Disappointingly, the church itself is closed and, more disheartening still, James Hervey’s final resting place is not among the smattering of headstones to be found in the building’s vicinity. Most of these unassuming markers, with their names and information almost lost to a few centuries of moss or weather, seem to be exclusively for Jacobean stiffs who hung up their plumed hats during the sixteen-hundreds and long before Hervey saw the light of day in 1714. Studs finds a bluish lozenge not much bigger than a boot-scrape, colonised by varicoloured lichens and apparently commemorating no one in particular, being instead a generalised memento mori. With a little scrutiny he works out that the disappearing characters once spelled out O REMEMBER/ PASSERS BY/ AS THOU ART/ SO WAS I ANNO/ 1656. Sure, buddy. Thanks for that. Give my regards to the black plague. These may or may not be the tombs that Hervey meditated when he was amongst, but it’s a safe bet they’re the ones that he saw every day when he was preacher here, perhaps contributing to his notoriously sunny disposition.

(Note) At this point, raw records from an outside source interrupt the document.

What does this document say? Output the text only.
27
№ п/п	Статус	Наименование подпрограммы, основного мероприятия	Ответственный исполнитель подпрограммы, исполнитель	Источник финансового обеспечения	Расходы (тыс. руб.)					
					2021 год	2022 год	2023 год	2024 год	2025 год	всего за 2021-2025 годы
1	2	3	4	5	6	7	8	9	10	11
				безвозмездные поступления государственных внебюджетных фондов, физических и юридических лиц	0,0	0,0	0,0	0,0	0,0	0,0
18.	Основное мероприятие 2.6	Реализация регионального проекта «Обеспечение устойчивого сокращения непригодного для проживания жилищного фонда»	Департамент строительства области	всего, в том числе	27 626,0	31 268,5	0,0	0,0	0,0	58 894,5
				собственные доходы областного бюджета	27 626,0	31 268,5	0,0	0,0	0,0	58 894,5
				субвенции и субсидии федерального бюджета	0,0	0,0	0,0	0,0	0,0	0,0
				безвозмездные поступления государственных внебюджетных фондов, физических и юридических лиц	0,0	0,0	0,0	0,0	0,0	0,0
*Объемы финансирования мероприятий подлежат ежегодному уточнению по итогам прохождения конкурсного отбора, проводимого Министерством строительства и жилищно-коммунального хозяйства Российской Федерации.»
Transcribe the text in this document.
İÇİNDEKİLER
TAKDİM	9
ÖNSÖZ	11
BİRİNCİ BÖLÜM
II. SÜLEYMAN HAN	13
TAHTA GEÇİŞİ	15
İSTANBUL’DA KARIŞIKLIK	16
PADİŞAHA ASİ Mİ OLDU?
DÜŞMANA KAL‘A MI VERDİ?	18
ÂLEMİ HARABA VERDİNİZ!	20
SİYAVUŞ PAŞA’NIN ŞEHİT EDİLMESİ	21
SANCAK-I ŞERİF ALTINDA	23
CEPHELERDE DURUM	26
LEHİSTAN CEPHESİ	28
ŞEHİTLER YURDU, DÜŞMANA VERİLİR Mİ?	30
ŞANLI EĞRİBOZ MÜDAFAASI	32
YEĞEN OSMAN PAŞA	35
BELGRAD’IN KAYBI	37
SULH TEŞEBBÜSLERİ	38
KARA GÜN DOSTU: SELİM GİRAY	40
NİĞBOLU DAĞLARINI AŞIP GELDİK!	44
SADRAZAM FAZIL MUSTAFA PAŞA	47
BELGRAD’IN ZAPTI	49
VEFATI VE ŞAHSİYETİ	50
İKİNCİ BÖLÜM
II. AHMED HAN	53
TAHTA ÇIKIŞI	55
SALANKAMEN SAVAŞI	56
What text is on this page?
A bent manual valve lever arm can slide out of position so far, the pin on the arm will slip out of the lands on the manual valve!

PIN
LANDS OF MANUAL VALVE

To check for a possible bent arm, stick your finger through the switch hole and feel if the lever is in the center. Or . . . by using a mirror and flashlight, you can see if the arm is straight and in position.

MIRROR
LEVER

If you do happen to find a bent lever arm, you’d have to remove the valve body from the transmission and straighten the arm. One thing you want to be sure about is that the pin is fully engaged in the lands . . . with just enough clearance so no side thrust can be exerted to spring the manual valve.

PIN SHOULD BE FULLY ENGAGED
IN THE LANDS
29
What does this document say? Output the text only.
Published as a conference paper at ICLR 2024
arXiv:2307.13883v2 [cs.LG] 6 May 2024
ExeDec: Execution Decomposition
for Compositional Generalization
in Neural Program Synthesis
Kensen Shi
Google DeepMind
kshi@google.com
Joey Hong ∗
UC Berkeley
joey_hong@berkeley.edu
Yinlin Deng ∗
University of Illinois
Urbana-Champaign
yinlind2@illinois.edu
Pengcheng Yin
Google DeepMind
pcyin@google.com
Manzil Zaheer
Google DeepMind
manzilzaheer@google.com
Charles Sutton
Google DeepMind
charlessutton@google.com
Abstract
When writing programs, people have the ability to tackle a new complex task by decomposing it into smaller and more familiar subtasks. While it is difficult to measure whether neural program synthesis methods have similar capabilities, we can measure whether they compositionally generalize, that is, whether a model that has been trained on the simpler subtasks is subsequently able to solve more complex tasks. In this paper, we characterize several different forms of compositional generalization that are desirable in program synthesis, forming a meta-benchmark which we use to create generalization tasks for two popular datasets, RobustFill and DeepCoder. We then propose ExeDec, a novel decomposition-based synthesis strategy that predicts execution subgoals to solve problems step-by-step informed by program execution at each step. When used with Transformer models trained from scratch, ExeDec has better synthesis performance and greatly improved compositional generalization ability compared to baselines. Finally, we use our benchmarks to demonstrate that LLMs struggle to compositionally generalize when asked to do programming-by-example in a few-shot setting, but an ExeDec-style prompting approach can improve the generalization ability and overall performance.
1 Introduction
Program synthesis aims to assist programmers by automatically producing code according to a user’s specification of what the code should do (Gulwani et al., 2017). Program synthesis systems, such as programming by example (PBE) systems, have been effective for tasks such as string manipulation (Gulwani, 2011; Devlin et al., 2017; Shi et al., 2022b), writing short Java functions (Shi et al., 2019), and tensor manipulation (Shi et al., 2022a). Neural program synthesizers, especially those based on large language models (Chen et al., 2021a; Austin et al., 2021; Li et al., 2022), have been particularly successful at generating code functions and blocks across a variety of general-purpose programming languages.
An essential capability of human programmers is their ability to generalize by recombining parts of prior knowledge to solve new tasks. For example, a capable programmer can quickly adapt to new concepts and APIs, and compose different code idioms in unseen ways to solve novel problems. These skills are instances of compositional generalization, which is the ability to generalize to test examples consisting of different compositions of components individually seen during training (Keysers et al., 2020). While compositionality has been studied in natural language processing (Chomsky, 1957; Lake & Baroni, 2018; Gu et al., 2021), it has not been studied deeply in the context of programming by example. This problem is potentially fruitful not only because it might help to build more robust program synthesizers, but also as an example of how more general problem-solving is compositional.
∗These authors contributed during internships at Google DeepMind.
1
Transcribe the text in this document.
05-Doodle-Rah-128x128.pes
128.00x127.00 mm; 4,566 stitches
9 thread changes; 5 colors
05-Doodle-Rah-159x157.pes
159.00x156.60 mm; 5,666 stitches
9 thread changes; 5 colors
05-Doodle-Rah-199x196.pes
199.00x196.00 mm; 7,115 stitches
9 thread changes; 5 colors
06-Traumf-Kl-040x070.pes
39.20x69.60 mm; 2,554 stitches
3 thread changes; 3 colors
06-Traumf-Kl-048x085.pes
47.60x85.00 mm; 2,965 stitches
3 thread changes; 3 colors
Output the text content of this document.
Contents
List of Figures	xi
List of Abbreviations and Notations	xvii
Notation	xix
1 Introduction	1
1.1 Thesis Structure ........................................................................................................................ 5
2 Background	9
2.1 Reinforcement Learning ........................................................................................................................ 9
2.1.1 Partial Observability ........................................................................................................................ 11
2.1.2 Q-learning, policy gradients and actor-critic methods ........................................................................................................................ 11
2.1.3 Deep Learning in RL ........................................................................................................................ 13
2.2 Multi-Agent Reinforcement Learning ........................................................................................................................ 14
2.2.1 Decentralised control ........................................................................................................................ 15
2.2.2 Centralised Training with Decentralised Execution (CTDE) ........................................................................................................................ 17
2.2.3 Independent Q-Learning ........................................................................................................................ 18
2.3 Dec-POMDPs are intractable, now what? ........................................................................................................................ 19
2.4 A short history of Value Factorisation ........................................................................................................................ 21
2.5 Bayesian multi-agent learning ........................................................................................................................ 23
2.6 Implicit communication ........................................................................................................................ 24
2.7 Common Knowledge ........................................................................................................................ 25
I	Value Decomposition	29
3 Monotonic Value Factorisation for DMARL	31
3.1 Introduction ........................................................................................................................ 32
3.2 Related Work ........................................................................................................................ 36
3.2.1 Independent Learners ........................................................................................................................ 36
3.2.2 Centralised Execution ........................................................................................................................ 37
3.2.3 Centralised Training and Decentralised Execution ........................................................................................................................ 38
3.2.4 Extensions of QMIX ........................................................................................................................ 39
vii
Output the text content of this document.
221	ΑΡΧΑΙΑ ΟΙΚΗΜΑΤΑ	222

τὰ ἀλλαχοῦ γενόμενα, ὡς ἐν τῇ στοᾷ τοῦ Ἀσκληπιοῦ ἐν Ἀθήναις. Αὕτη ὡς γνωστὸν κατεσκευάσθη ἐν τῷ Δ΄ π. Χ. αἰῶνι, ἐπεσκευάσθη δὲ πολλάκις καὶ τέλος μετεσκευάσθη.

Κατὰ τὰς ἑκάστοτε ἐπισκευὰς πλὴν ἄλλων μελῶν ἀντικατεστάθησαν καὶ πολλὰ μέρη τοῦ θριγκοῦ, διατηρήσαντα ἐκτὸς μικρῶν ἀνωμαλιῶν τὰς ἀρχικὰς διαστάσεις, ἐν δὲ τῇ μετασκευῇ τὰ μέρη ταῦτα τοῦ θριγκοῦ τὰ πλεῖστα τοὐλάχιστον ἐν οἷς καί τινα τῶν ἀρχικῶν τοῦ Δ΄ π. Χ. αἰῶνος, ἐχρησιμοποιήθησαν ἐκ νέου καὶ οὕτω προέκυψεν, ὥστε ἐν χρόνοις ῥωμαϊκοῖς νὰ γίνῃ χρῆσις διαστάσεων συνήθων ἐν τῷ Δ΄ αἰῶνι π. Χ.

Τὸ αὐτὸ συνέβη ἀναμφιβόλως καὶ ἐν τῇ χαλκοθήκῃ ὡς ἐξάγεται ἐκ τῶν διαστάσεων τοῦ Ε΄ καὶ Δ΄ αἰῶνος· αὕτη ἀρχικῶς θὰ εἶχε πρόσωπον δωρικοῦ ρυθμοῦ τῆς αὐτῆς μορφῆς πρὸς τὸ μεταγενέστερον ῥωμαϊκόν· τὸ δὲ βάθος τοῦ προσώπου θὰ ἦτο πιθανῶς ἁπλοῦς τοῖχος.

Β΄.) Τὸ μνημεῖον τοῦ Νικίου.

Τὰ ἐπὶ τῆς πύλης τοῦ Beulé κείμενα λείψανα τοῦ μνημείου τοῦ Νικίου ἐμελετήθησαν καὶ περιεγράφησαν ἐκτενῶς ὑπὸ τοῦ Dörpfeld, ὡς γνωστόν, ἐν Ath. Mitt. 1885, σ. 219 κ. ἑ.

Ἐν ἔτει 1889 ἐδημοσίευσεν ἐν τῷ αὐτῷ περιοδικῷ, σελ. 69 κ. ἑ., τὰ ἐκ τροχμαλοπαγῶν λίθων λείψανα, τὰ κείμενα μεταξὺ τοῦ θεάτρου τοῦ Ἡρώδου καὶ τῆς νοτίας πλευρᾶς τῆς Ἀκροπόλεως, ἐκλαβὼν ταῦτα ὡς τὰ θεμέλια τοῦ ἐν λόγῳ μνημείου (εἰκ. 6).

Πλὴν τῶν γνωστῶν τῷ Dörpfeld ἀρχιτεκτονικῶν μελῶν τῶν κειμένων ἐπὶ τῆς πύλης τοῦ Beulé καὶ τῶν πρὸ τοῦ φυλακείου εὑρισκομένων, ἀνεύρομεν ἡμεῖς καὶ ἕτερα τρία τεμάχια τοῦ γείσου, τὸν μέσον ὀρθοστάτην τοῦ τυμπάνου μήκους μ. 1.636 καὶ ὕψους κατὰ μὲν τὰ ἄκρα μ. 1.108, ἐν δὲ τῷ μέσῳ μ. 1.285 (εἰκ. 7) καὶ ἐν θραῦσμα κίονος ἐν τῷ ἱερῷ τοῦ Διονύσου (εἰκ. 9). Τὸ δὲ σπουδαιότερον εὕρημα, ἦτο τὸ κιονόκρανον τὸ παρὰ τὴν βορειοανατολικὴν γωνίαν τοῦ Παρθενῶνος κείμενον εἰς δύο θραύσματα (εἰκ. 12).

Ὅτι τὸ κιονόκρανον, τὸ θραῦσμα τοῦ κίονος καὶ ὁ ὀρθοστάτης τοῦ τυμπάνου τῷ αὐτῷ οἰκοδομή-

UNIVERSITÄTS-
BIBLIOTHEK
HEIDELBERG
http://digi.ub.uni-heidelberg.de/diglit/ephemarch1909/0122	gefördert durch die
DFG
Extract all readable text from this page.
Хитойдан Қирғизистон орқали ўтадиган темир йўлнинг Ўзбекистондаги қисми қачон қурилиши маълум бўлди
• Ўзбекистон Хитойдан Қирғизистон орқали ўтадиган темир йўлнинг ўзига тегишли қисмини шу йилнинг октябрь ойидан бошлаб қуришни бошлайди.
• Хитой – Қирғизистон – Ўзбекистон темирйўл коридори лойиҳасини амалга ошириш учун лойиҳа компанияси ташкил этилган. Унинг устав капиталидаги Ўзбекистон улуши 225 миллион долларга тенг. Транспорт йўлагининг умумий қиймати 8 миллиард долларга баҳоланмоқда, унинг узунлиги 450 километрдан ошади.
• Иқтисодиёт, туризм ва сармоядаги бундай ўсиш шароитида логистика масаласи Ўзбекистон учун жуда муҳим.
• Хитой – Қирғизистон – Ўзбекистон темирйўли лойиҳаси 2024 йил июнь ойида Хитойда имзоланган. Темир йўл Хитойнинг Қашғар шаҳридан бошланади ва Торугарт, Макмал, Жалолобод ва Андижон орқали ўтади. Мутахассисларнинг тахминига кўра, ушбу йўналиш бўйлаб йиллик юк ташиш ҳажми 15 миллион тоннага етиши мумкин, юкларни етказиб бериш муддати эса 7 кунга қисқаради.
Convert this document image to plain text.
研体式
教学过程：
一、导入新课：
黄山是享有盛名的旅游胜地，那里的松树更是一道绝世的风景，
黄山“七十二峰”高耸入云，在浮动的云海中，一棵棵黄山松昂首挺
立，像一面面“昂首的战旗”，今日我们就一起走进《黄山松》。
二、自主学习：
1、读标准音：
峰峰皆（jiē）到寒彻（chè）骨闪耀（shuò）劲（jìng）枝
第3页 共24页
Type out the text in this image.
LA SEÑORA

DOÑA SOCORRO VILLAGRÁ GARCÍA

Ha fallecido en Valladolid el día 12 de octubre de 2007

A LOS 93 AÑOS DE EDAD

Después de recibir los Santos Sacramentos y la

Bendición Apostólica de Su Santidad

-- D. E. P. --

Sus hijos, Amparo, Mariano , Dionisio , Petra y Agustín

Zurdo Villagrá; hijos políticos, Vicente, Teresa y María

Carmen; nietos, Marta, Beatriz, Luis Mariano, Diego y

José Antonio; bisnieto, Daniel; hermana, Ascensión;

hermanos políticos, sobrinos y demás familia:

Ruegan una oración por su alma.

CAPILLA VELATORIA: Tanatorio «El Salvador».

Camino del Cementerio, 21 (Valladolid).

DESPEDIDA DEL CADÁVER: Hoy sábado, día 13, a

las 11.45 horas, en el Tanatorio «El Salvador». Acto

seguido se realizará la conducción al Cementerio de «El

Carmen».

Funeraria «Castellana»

Having reached a dead end, Studs elects to play his visit like he meant it. Checking first to find out if the turf is damp he lowers himself gingerly onto the verge, lounging insouciantly at full length on his side with ankles crossed, propped on one elbow like a sensitive Edwardian bachelor while he hurriedly unzips his holdall and retrieves the Hervey printout from its depths. He may as well bone up on his elusive quarry while he’s here, even if the distinguished cleric’s actual bones aren’t anywhere around. Considering the scarcity of the surrounding monuments and slabs, he wonders if this churchyard might be one of those where graves, in short supply back in the day, were by no means a final resting place. There’d be a brief immersion in the soil, maybe a week or two before the flesh and stink were gone, and then the stripped-clean sticks would be dug up and scattered to make room for the next occupant, a bit like hospital beds on the NHS. He can recall a scene from Henry Fielding’s Tom Jones where an altercation at a wedding sees the combatants throw decomposing skulls at one another, since these would indeed have been the handiest form of ammunition readily available in churchyards of the period. If Hervey suffered a short-stay interment of that nature there’d be nothing left of him today, the cranium that once contained all his conjectures on the afterlife long since used to concuss a bridesmaid. Lacking any physical remains or similar DNA evidence to process through a piece of high-tech CSI crime-solving apparatus, Studs resigns himself to reconstructing Hervey from the dozen or so printed sheets already in his grasp and cockling with the perspiration. Carefully removing almost rimless reading glasses from his jacket’s inside pocket, balancing them on the tomahawk blade of his nose, he sinks into the grey miasma of the text.